Because they went everywhere the troops went, chaplains were constantly caught up in the killing. The Rev G. S. Bryan Brown was killed at Passchendaele by a shell in October 1917.
"He had been helping the wounded at an advanced dressing station, and had come out to get a breath of fresh air when a shell burst beside him," a war correspondent reported.
The Rev Alexander Allen was also killed on the Western Front, in May 1918.
Chaplain-Captain J. R. Stewart was holding a funeral service for multiple men shot dead in Flanders in May 1916 when a shell exploded, killing the chaplain.
A Rev R. H. Fulford was to have gone to New Zealand at the end of the war to organise the Church of England Men's Society, but was killed in Mesopotamia in January 1917.
Chaplain-Major Grant, 56, was serving as Presbyterian chaplain with the Anzacs at Gallipoli in September 1915.
During a firefight on August 28, Grant had gone searching for wounded New Zealanders, Australian war correspondent Captain Charles Bean reported.
Instead, Grant found a trench full of wounded Turkish troops.
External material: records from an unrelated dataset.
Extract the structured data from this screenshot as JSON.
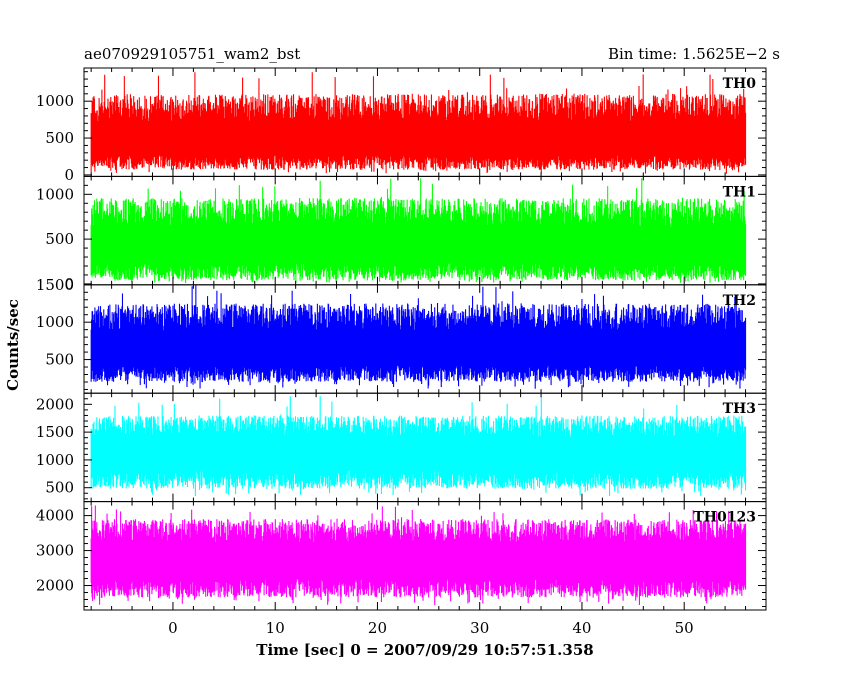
{
  "chart_data": {
    "type": "line",
    "title_left": "ae070929105751_wam2_bst",
    "title_right": "Bin time: 1.5625E−2 s",
    "xlabel": "Time [sec] 0 = 2007/09/29 10:57:51.358",
    "ylabel": "Counts/sec",
    "xlim": [
      -8.7,
      58.0
    ],
    "x_ticks": [
      0,
      10,
      20,
      30,
      40,
      50
    ],
    "data_x_range": [
      -8.0,
      56.0
    ],
    "bin_time_s": 0.015625,
    "panels": [
      {
        "name": "TH0",
        "color": "#ff0000",
        "ylim": [
          -20,
          1450
        ],
        "y_ticks": [
          0,
          500,
          1000
        ],
        "baseline": 70,
        "mean": 520,
        "peak": 1100,
        "spike": 1400,
        "series": []
      },
      {
        "name": "TH1",
        "color": "#00ff00",
        "ylim": [
          -10,
          1200
        ],
        "y_ticks": [
          0,
          500,
          1000
        ],
        "baseline": 40,
        "mean": 460,
        "peak": 960,
        "spike": 1180,
        "series": []
      },
      {
        "name": "TH2",
        "color": "#0000ff",
        "ylim": [
          50,
          1500
        ],
        "y_ticks": [
          500,
          1000,
          1500
        ],
        "baseline": 200,
        "mean": 690,
        "peak": 1250,
        "spike": 1500,
        "series": []
      },
      {
        "name": "TH3",
        "color": "#00ffff",
        "ylim": [
          250,
          2200
        ],
        "y_ticks": [
          500,
          1000,
          1500,
          2000
        ],
        "baseline": 480,
        "mean": 1200,
        "peak": 1800,
        "spike": 2150,
        "series": []
      },
      {
        "name": "TH0123",
        "color": "#ff00ff",
        "ylim": [
          1300,
          4400
        ],
        "y_ticks": [
          2000,
          3000,
          4000
        ],
        "baseline": 1650,
        "mean": 2850,
        "peak": 3900,
        "spike": 4300,
        "series": []
      }
    ]
  }
}
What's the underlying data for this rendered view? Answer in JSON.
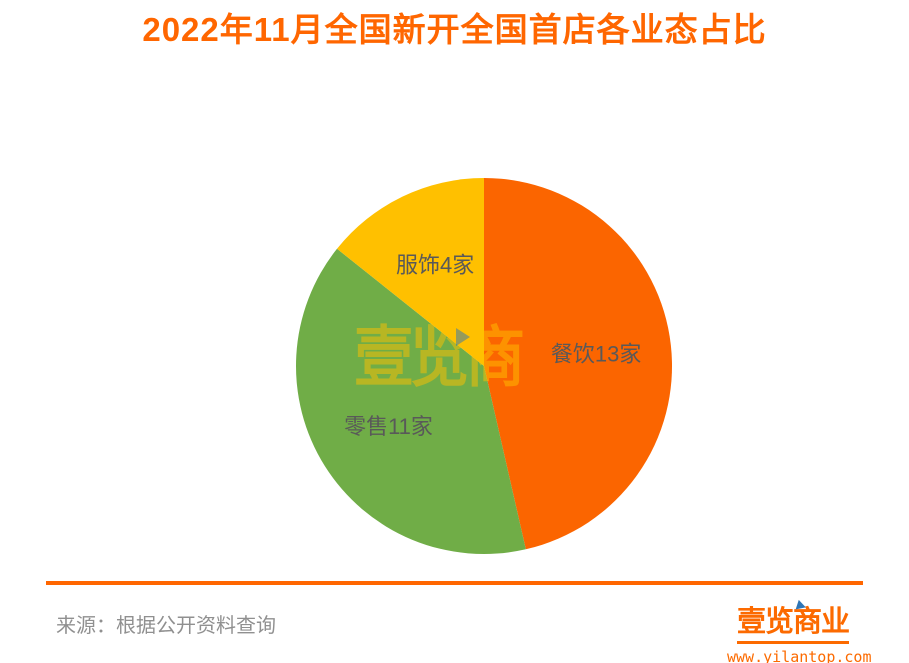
{
  "title": "2022年11月全国新开全国首店各业态占比",
  "chart_data": {
    "type": "pie",
    "title": "2022年11月全国新开全国首店各业态占比",
    "unit": "家",
    "total": 28,
    "direction": "clockwise",
    "start_angle_deg": 0,
    "label_color": "#595959",
    "slices": [
      {
        "id": "catering",
        "name": "餐饮",
        "value": 13,
        "label": "餐饮13家",
        "color": "#FB6500"
      },
      {
        "id": "retail",
        "name": "零售",
        "value": 11,
        "label": "零售11家",
        "color": "#70AD47"
      },
      {
        "id": "apparel",
        "name": "服饰",
        "value": 4,
        "label": "服饰4家",
        "color": "#FFC000"
      }
    ]
  },
  "watermark": {
    "text": "壹览商"
  },
  "footer": {
    "source": "来源：根据公开资料查询",
    "brand": "壹览商业",
    "website": "www.yilantop.com"
  },
  "colors": {
    "title": "#FF6600",
    "divider": "#FF6600",
    "brand": "#FC6A00",
    "source_text": "#909090",
    "slice_label": "#595959"
  }
}
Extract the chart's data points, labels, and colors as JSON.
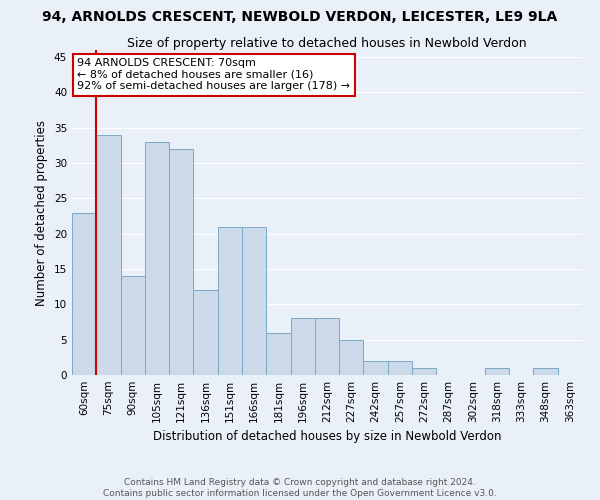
{
  "title": "94, ARNOLDS CRESCENT, NEWBOLD VERDON, LEICESTER, LE9 9LA",
  "subtitle": "Size of property relative to detached houses in Newbold Verdon",
  "xlabel": "Distribution of detached houses by size in Newbold Verdon",
  "ylabel": "Number of detached properties",
  "categories": [
    "60sqm",
    "75sqm",
    "90sqm",
    "105sqm",
    "121sqm",
    "136sqm",
    "151sqm",
    "166sqm",
    "181sqm",
    "196sqm",
    "212sqm",
    "227sqm",
    "242sqm",
    "257sqm",
    "272sqm",
    "287sqm",
    "302sqm",
    "318sqm",
    "333sqm",
    "348sqm",
    "363sqm"
  ],
  "values": [
    23,
    34,
    14,
    33,
    32,
    12,
    21,
    21,
    6,
    8,
    8,
    5,
    2,
    2,
    1,
    0,
    0,
    1,
    0,
    1,
    0
  ],
  "bar_color": "#ccd9e8",
  "bar_edge_color": "#7aaac8",
  "background_color": "#eaf0f8",
  "grid_color": "#ffffff",
  "annotation_text": "94 ARNOLDS CRESCENT: 70sqm\n← 8% of detached houses are smaller (16)\n92% of semi-detached houses are larger (178) →",
  "annotation_box_facecolor": "#ffffff",
  "annotation_box_edgecolor": "#cc0000",
  "vline_index": 1,
  "vline_color": "#cc0000",
  "ylim": [
    0,
    46
  ],
  "yticks": [
    0,
    5,
    10,
    15,
    20,
    25,
    30,
    35,
    40,
    45
  ],
  "footer": "Contains HM Land Registry data © Crown copyright and database right 2024.\nContains public sector information licensed under the Open Government Licence v3.0.",
  "title_fontsize": 10,
  "subtitle_fontsize": 9,
  "axis_label_fontsize": 8.5,
  "tick_fontsize": 7.5,
  "annotation_fontsize": 8,
  "footer_fontsize": 6.5
}
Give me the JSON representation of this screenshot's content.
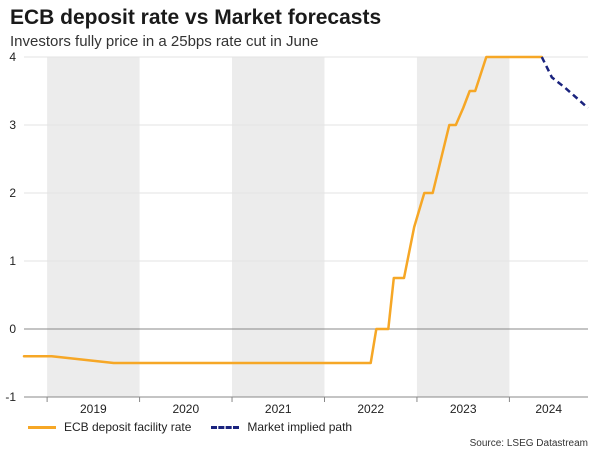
{
  "chart_data": {
    "type": "line",
    "title": "ECB deposit rate vs Market forecasts",
    "subtitle": "Investors fully price in a 25bps rate cut in June",
    "ylim": [
      -1,
      4
    ],
    "yticks": [
      -1,
      0,
      1,
      2,
      3,
      4
    ],
    "xlim": [
      2018.75,
      2024.85
    ],
    "year_labels": [
      "2019",
      "2020",
      "2021",
      "2022",
      "2023",
      "2024"
    ],
    "shaded_years": [
      2019,
      2021,
      2023
    ],
    "series": [
      {
        "name": "ECB deposit facility rate",
        "color": "#f6a726",
        "style": "solid",
        "points": [
          [
            2018.75,
            -0.4
          ],
          [
            2019.0,
            -0.4
          ],
          [
            2019.05,
            -0.4
          ],
          [
            2019.72,
            -0.5
          ],
          [
            2022.5,
            -0.5
          ],
          [
            2022.56,
            0.0
          ],
          [
            2022.69,
            0.0
          ],
          [
            2022.75,
            0.75
          ],
          [
            2022.86,
            0.75
          ],
          [
            2022.97,
            1.5
          ],
          [
            2023.08,
            2.0
          ],
          [
            2023.17,
            2.0
          ],
          [
            2023.26,
            2.5
          ],
          [
            2023.35,
            3.0
          ],
          [
            2023.42,
            3.0
          ],
          [
            2023.5,
            3.25
          ],
          [
            2023.57,
            3.5
          ],
          [
            2023.63,
            3.5
          ],
          [
            2023.75,
            4.0
          ],
          [
            2024.35,
            4.0
          ]
        ]
      },
      {
        "name": "Market implied path",
        "color": "#1a237e",
        "style": "dashed",
        "points": [
          [
            2024.35,
            4.0
          ],
          [
            2024.46,
            3.7
          ],
          [
            2024.6,
            3.55
          ],
          [
            2024.75,
            3.37
          ],
          [
            2024.85,
            3.25
          ]
        ]
      }
    ],
    "source": "Source: LSEG Datastream"
  }
}
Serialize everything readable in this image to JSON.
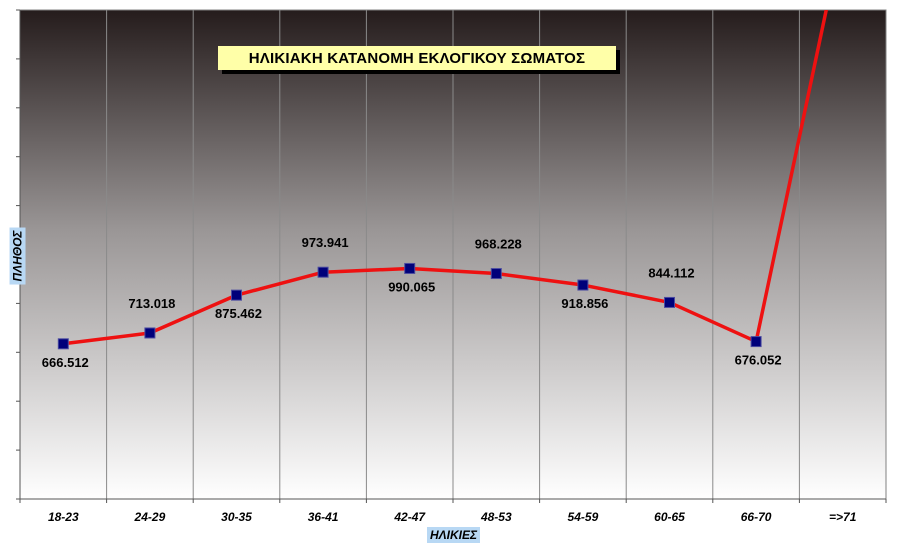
{
  "chart_data": {
    "type": "line",
    "title": "ΗΛΙΚΙΑΚΗ ΚΑΤΑΝΟΜΗ ΕΚΛΟΓΙΚΟΥ ΣΩΜΑΤΟΣ",
    "xlabel": "ΗΛΙΚΙΕΣ",
    "ylabel": "ΠΛΗΘΟΣ",
    "categories": [
      "18-23",
      "24-29",
      "30-35",
      "36-41",
      "42-47",
      "48-53",
      "54-59",
      "60-65",
      "66-70",
      "=>71"
    ],
    "values": [
      666512,
      713018,
      875462,
      973941,
      990065,
      968228,
      918856,
      844112,
      676052,
      null
    ],
    "value_labels": [
      "666.512",
      "713.018",
      "875.462",
      "973.941",
      "990.065",
      "968.228",
      "918.856",
      "844.112",
      "676.052",
      ""
    ],
    "ylim": [
      0,
      2100000
    ],
    "grid": {
      "vertical": true,
      "horizontal": false
    },
    "line_color": "#ee1111",
    "marker_color": "#00007a",
    "background_gradient": [
      "#2a2020",
      "#ffffff"
    ],
    "legend": "none"
  }
}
Grant dressed their wounds and discussed further treatment with his companion.
"The chaplain crept forward to the bend of the trench. Suddenly there was a report and the chaplain fell forward. A rattle of rifle-shots broke out, making it impossible to reach him."
Grant was buried roughly a mile from where he fell, on Hill 60.
He received the Star British War Medal and the Victory Medal, and left a widow and five children. Two of his sons continued to fight in other parts of Europe.